Complete step-by-step solution:
As in the given question we are given with radius of earth as, \[R = 6400km\]
And we are also given with earth's acceleration due to gravity at earth’s surface as, \[9.8m/{s^2}\]
So to calculate acceleration due to gravity at height \[64km\]above the earth’s surface we will use
\[{g_h} = \dfrac{{{g_e}}}{{{{\left( {1 + \dfrac{h}{R}} \right)}^2}}}\], where height is given in the question.

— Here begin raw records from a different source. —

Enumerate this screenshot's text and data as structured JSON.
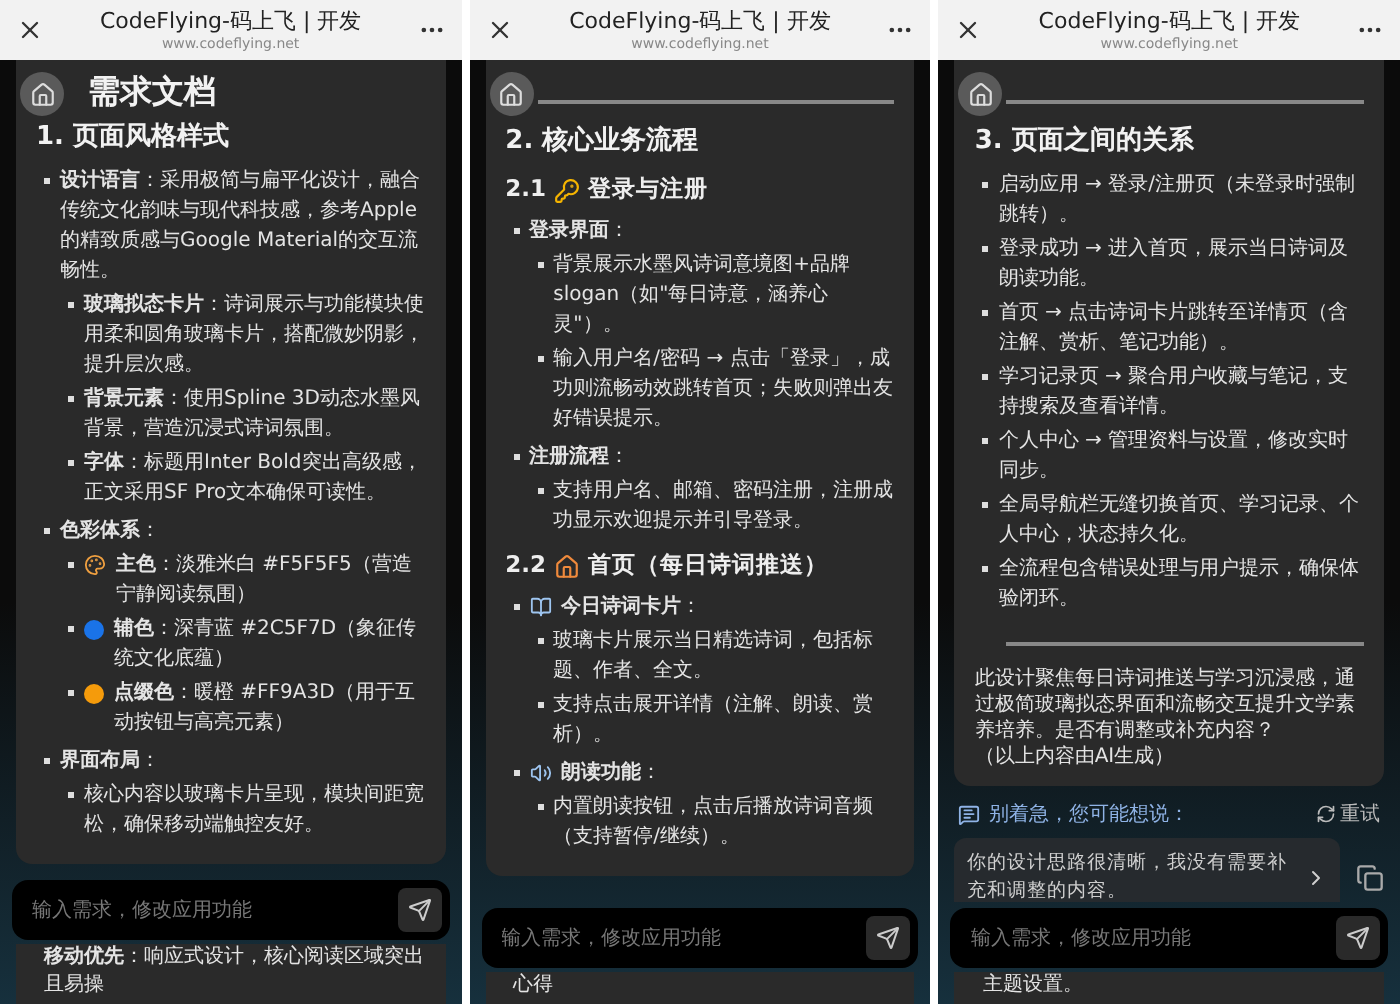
{
  "panels": [
    {
      "header": {
        "title": "CodeFlying-码上飞 | 开发",
        "url": "www.codeflying.net"
      },
      "card": [
        {
          "kind": "h1",
          "text": "需求文档"
        },
        {
          "kind": "h2",
          "text": "1. 页面风格样式"
        },
        {
          "kind": "list",
          "items": [
            {
              "text": "**设计语言**：采用极简与扁平化设计，融合传统文化韵味与现代科技感，参考Apple的精致质感与Google Material的交互流畅性。",
              "children": [
                {
                  "text": "**玻璃拟态卡片**：诗词展示与功能模块使用柔和圆角玻璃卡片，搭配微妙阴影，提升层次感。"
                },
                {
                  "text": "**背景元素**：使用Spline 3D动态水墨风背景，营造沉浸式诗词氛围。"
                },
                {
                  "text": "**字体**：标题用Inter Bold突出高级感，正文采用SF Pro文本确保可读性。"
                }
              ]
            },
            {
              "text": "**色彩体系**：",
              "children": [
                {
                  "text": "**主色**：淡雅米白 #F5F5F5（营造宁静阅读氛围）"
                },
                {
                  "text": "**辅色**：深青蓝 #2C5F7D（象征传统文化底蕴）",
                  "color": "#1a73e8"
                },
                {
                  "text": "**点缀色**：暖橙 #FF9A3D（用于互动按钮与高亮元素）",
                  "color": "#f59b0b"
                }
              ]
            },
            {
              "text": "**界面布局**：",
              "children": [
                {
                  "text": "核心内容以玻璃卡片呈现，模块间距宽松，确保移动端触控友好。"
                }
              ]
            }
          ]
        }
      ],
      "input": {
        "placeholder": "输入需求，修改应用功能"
      },
      "trailing": "**移动优先**：响应式设计，核心阅读区域突出且易操"
    },
    {
      "header": {
        "title": "CodeFlying-码上飞 | 开发",
        "url": "www.codeflying.net"
      },
      "card": [
        {
          "kind": "rule"
        },
        {
          "kind": "h2",
          "text": "2. 核心业务流程"
        },
        {
          "kind": "h3",
          "text": "2.1",
          "after": "登录与注册"
        },
        {
          "kind": "list",
          "items": [
            {
              "text": "**登录界面**：",
              "children": [
                {
                  "text": "背景展示水墨风诗词意境图+品牌slogan（如\"每日诗意，涵养心灵\"）。"
                },
                {
                  "text": "输入用户名/密码 → 点击「登录」，成功则流畅动效跳转首页；失败则弹出友好错误提示。"
                }
              ]
            },
            {
              "text": "**注册流程**：",
              "children": [
                {
                  "text": "支持用户名、邮箱、密码注册，注册成功显示欢迎提示并引导登录。"
                }
              ]
            }
          ]
        },
        {
          "kind": "h3",
          "text": "2.2",
          "after": "首页（每日诗词推送）"
        },
        {
          "kind": "list",
          "items": [
            {
              "text": "**今日诗词卡片**：",
              "children": [
                {
                  "text": "玻璃卡片展示当日精选诗词，包括标题、作者、全文。"
                },
                {
                  "text": "支持点击展开详情（注解、朗读、赏析）。"
                }
              ]
            },
            {
              "text": "**朗读功能**：",
              "children": [
                {
                  "text": "内置朗读按钮，点击后播放诗词音频（支持暂停/继续）。"
                }
              ]
            }
          ]
        }
      ],
      "input": {
        "placeholder": "输入需求，修改应用功能"
      },
      "trailing": "心得"
    },
    {
      "header": {
        "title": "CodeFlying-码上飞 | 开发",
        "url": "www.codeflying.net"
      },
      "card": [
        {
          "kind": "rule"
        },
        {
          "kind": "h2",
          "text": "3. 页面之间的关系"
        },
        {
          "kind": "list",
          "items": [
            {
              "text": "启动应用 → 登录/注册页（未登录时强制跳转）。"
            },
            {
              "text": "登录成功 → 进入首页，展示当日诗词及朗读功能。"
            },
            {
              "text": "首页 → 点击诗词卡片跳转至详情页（含注解、赏析、笔记功能）。"
            },
            {
              "text": "学习记录页 → 聚合用户收藏与笔记，支持搜索及查看详情。"
            },
            {
              "text": "个人中心 → 管理资料与设置，修改实时同步。"
            },
            {
              "text": "全局导航栏无缝切换首页、学习记录、个人中心，状态持久化。"
            },
            {
              "text": "全流程包含错误处理与用户提示，确保体验闭环。"
            }
          ]
        },
        {
          "kind": "rule"
        },
        {
          "kind": "para",
          "text": "此设计聚焦每日诗词推送与学习沉浸感，通过极简玻璃拟态界面和流畅交互提升文学素养培养。是否有调整或补充内容？"
        },
        {
          "kind": "para",
          "text": "（以上内容由AI生成）"
        }
      ],
      "prompt": {
        "label": "别着急，您可能想说：",
        "retry": "重试"
      },
      "suggestions": [
        "你的设计思路很清晰，我没有需要补充和调整的内容。"
      ],
      "input": {
        "placeholder": "输入需求，修改应用功能"
      },
      "trailing": "主题设置。"
    }
  ]
}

\[{g_h} = \dfrac{{9.8}}{{{{\left( {1 + \dfrac{{64}}{{6400}}} \right)}^2}}}\], and we know the value of acceleration due to gravity is constant on earth's surface but can vary to some places on earth but in this question value is written above.
\[{g_h} = \dfrac{{9.8}}{{{{\left( {1 + \dfrac{1}{{100}}} \right)}^2}}}\]
\[{g_h} = \dfrac{{9.8}}{{{{\left( {1.01} \right)}^2}}}\]
\[{g_h} = 9.606\], now to calculate the acceleration due to gravity\[32km\] below the surface of earth as,
\[{g_d} = \dfrac{{{g_e}}}{{{{\left( {1 - \dfrac{d}{R}} \right)}^{ - 1}}}}\], where depth is known to us
\[{g_d} = \dfrac{{9.8}}{{{{\left( {1 - \dfrac{{32}}{{6400}}} \right)}^{ - 1}}}}\]
\[{g_d} = \dfrac{{9.8}}{{{{\left( {1 - \dfrac{1}{{200}}} \right)}^{ - 1}}}}\]
\[{g_d} = \dfrac{{9.8}}{{{{\left( {0.995} \right)}^{ - 1}}}}\]
\[{g_d} = 9.8 \times 0.995\]
\[{g_d} = 9.751\]
Therefore we have calculated acceleration due to gravity art height and depth.

Note:- As in the given question we have used value of \[g = 9.8\]which is assumed to be constant to solve questions but more precisely it has different values on different places of earth as earth is not perfect sphere so it has different values at different parts of earth. The value of acceleration due to gravity is least at equator and maximum at the poles.